Currently, there are few reliable methods for recording ultrafast single-shot events over long record lengths. Several applications require measurements of 1 picosecond (ps) or better temporal resolution, with record lengths up to 1 nanosecond (ns). The majority of current measurement systems rely on high electronic bandwidth to perform high speed measurements. These approaches generally trade off amplitude resolution for temporal resolution and currently only achieve at best 10ps temporal resolution at the maximum tradeoff.
LLNL researchers have demonstrated a novel single-shot recording technology for transient optical signals in a time regime of picoseconds to nanoseconds for which currently there is a significant instrumentation gap.

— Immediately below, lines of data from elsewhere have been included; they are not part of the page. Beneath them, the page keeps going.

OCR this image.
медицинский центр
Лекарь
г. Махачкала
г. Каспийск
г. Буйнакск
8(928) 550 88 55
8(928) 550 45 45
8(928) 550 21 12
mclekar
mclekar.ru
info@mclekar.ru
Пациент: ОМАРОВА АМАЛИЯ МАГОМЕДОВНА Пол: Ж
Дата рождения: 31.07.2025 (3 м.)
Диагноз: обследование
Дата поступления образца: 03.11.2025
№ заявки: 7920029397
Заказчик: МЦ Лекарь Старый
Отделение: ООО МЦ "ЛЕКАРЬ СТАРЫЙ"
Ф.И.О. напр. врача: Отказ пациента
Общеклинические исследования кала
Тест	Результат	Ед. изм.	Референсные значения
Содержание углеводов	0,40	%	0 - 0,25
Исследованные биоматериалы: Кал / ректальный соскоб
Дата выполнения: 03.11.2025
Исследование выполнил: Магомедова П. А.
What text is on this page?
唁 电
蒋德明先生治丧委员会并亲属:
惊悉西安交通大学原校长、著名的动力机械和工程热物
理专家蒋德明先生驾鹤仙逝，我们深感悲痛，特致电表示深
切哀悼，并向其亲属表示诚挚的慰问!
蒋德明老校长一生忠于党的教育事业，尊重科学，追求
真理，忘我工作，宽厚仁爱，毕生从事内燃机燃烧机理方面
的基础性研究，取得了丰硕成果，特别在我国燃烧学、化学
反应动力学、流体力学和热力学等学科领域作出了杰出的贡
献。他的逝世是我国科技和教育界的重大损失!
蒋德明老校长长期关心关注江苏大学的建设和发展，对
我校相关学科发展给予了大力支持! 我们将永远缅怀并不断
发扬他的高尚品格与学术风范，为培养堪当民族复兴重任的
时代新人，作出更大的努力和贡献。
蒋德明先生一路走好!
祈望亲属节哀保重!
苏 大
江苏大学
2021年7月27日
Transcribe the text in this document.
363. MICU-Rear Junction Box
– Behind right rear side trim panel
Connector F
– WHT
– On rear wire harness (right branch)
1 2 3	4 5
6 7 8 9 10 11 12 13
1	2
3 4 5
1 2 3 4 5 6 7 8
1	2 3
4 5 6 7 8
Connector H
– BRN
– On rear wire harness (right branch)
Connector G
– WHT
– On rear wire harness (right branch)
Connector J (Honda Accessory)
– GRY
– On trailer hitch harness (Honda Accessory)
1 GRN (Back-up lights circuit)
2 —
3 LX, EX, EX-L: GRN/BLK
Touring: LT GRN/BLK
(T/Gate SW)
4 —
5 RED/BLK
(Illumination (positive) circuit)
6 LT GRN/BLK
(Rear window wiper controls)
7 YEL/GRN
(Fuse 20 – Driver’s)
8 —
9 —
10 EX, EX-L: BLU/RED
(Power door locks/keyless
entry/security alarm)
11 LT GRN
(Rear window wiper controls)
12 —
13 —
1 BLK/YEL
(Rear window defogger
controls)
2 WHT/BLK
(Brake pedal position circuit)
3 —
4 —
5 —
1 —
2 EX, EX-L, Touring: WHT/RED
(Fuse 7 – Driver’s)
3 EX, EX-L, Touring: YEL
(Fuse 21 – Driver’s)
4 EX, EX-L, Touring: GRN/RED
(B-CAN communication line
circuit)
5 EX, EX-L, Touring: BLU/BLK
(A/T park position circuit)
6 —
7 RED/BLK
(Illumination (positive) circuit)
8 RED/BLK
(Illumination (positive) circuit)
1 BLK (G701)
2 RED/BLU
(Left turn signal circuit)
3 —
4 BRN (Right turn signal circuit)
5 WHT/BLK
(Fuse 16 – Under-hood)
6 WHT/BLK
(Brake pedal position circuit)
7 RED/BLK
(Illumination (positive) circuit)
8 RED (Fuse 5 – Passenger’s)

The optical switching capability of optical semiconductors can be exploited in a pump-probe style architecture, where an auxiliary pump beam is crossed through the signal to sample a diagonal ‘slice’ of space-time, analogous to a rolling shutter. The slice is then imaged onto an ordinary camera, where the recorded spatial trace is a direct representation of the time content of the signal. The pump samples the signal by optically exciting carriers that modify the refractive index in a conventional semiconductor. The integrating response of the rapidly excited, but persistent carriers is differentiated by probing with and destructively interfering two time staggered signal replicas.
There are several advantages of the SLICER setup:
- The strength of the nonlinear effect can be very high in many semiconductors. Further, the extremely broad range of semiconductor materials allows for measurement of signals across virtually the entire spectrum for which standard optical elements are available.
- Semiconductor materials can typically be made much larger than χ(2) nonlinear optical crystals, resulting in scalability to long records lengths (limited by time of flight).
- There is no stringent angular sensitivity on the pump or signal, allowing for aggressive crossing angles to be used.
SLICER is a one dimensional temporal recorder that exclusively uses the X axis of the wafer to encode information. However, the Y dimension of the wafer is available for use for encoding additional information; many novel devices can be created by reconfiguring what information is encoded in the X and Y axes.
LLNL utilizes the SLICER techniques for observation of the ARC & NIF pulse in time and long record single shot cross correlator.
LLNL has filed a patent application for its SLICER invention that has been reduced to practice. Additional technical information can be made available upon request as appropriate.